There’s an article published recently which talks about the aggressive approach taken by the University of Wisconsin women’s volleyball team in their serving. In looking at the strengths and weaknesses of his team, the coach decided it was going to be important to not expose his relatively weak block to strong attacks. That would be accomplished by trying to get teams out of system in serve receive attack through tough serving.
Aggressive serving is something that gets talked about a fair bit in volleyball – especially at the higher levels. Offenses have gotten so powerful that siding out can be nearly automatic if the serve is passed well. Thus the desire to force teams to pass less than well, which requires good serving
There’s an obvious trade-off involved in aggressive serving, though. If a serve is missed it’s an automatic point for the other team. We can think of this in a mathematical way. The expected point value of a serve is a function of the probabilities of the various outcomes involved. Those outcomes include service errors, service aces, winning the rally and losing the rally. You can create a formula for the expected value of a serve (EVS) that looks like this:
EVS = PA – PE + (1-PA-PE) x (PRW – PRL)
PA = % chance of an ace (in decimal form – e.g. 10% = 0.10)
PE = % chance of an error
PRW = % chance of a rally win
PRL = % chance of a rally loss
Let’s put that in an example form. Say a given server gets and ace in 1 out of 20 serves (5%) and misses 2 out of 20 (10%). When the serve is in, the team wins the rally 60% of the time. The above formula would look like this:
EVS=0.05-0.10 + (1-0.05-0.10) x (0.60-0.40)
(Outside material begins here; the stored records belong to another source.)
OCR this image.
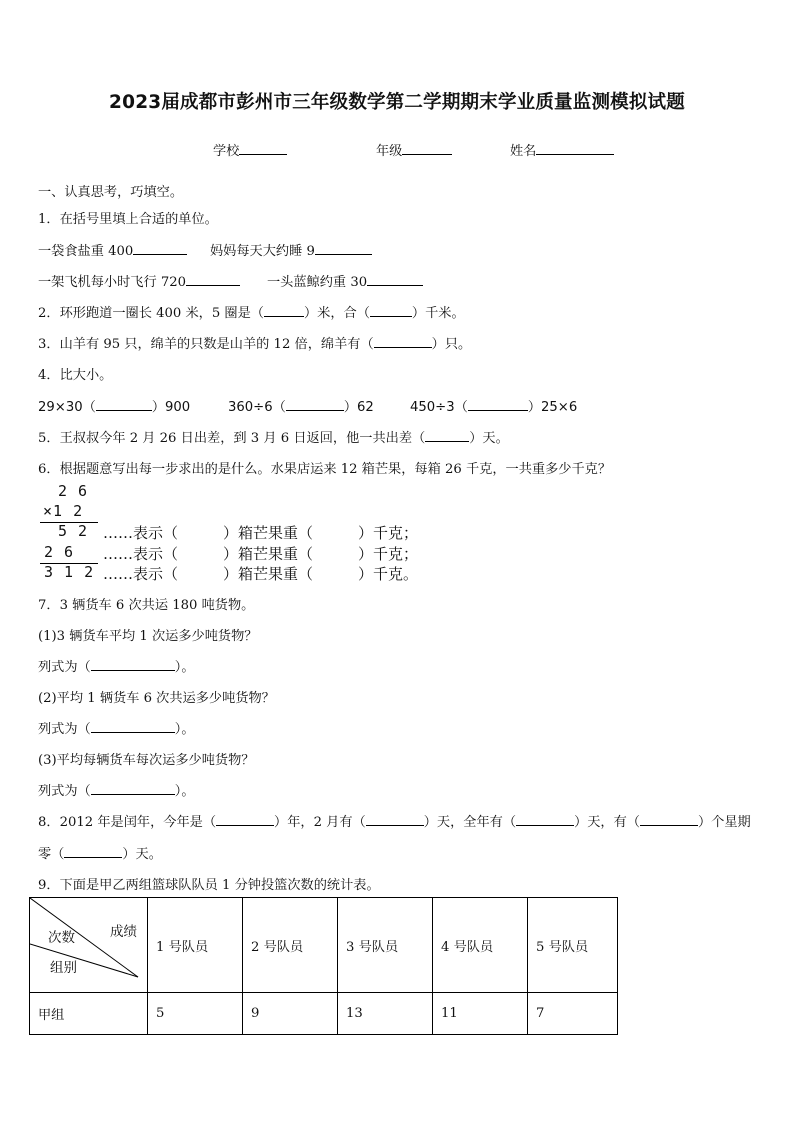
2023届成都市彭州市三年级数学第二学期期末学业质量监测模拟试题
学校	年级	姓名
一、认真思考，巧填空。
1．在括号里填上合适的单位。
一袋食盐重 400	妈妈每天大约睡 9
一架飞机每小时飞行 720	一头蓝鲸约重 30
2．环形跑道一圈长 400 米，5 圈是（	）米，合（	）千米。
3．山羊有 95 只，绵羊的只数是山羊的 12 倍，绵羊有（	）只。
4．比大小。
29×30（	）900	360÷6（	）62	450÷3（	）25×6
5．王叔叔今年 2 月 26 日出差，到 3 月 6 日返回，他一共出差（	）天。
6．根据题意写出每一步求出的是什么。水果店运来 12 箱芒果，每箱 26 千克，一共重多少千克？
2 6
×1 2
5 2
2 6
3 1 2
……表示（　　　）箱芒果重（　　　）千克；
……表示（　　　）箱芒果重（　　　）千克；
……表示（　　　）箱芒果重（　　　）千克。
7．3 辆货车 6 次共运 180 吨货物。
(1)3 辆货车平均 1 次运多少吨货物？
列式为（	）。
(2)平均 1 辆货车 6 次共运多少吨货物？
列式为（	）。
(3)平均每辆货车每次运多少吨货物？
列式为（	）。
8．2012 年是闰年，今年是（	）年，2 月有（	）天，全年有（	）天，有（	）个星期
零（	）天。
9．下面是甲乙两组篮球队队员 1 分钟投篮次数的统计表。
成绩
次数
组别	1 号队员	2 号队员	3 号队员	4 号队员	5 号队员
甲组	5	9	13	11	7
= 0.05 – 0.10 + 0.85 x 0.20
= -0.05 + 0.17
Thus, each time this particular player serves the team expects to score 0.12 points. If you play around with the numbers in different ways you can see how being more ore less aggressive could potentially impact that EVS value through the impact it has on ace and error percentages and the chances of winning the service rally.
We can translate the desire of the Wisconsin coach into a desire to increase service rally win % – PRW from the formula above. If the team is going to get more aggressive serving it should increase the PRW (and reduce the PRL) to improve the EVS, but it will also likely mean rising PE, which hurts the EVS. The question a coach needs to answer is whether the positive move in PRW more than offsets the rise in PE. If so, then it’s a good idea. If not, then there’s a problem.
In other words, serving tougher only makes sense if the increase in service rally wins at least offsets the rise in service errors.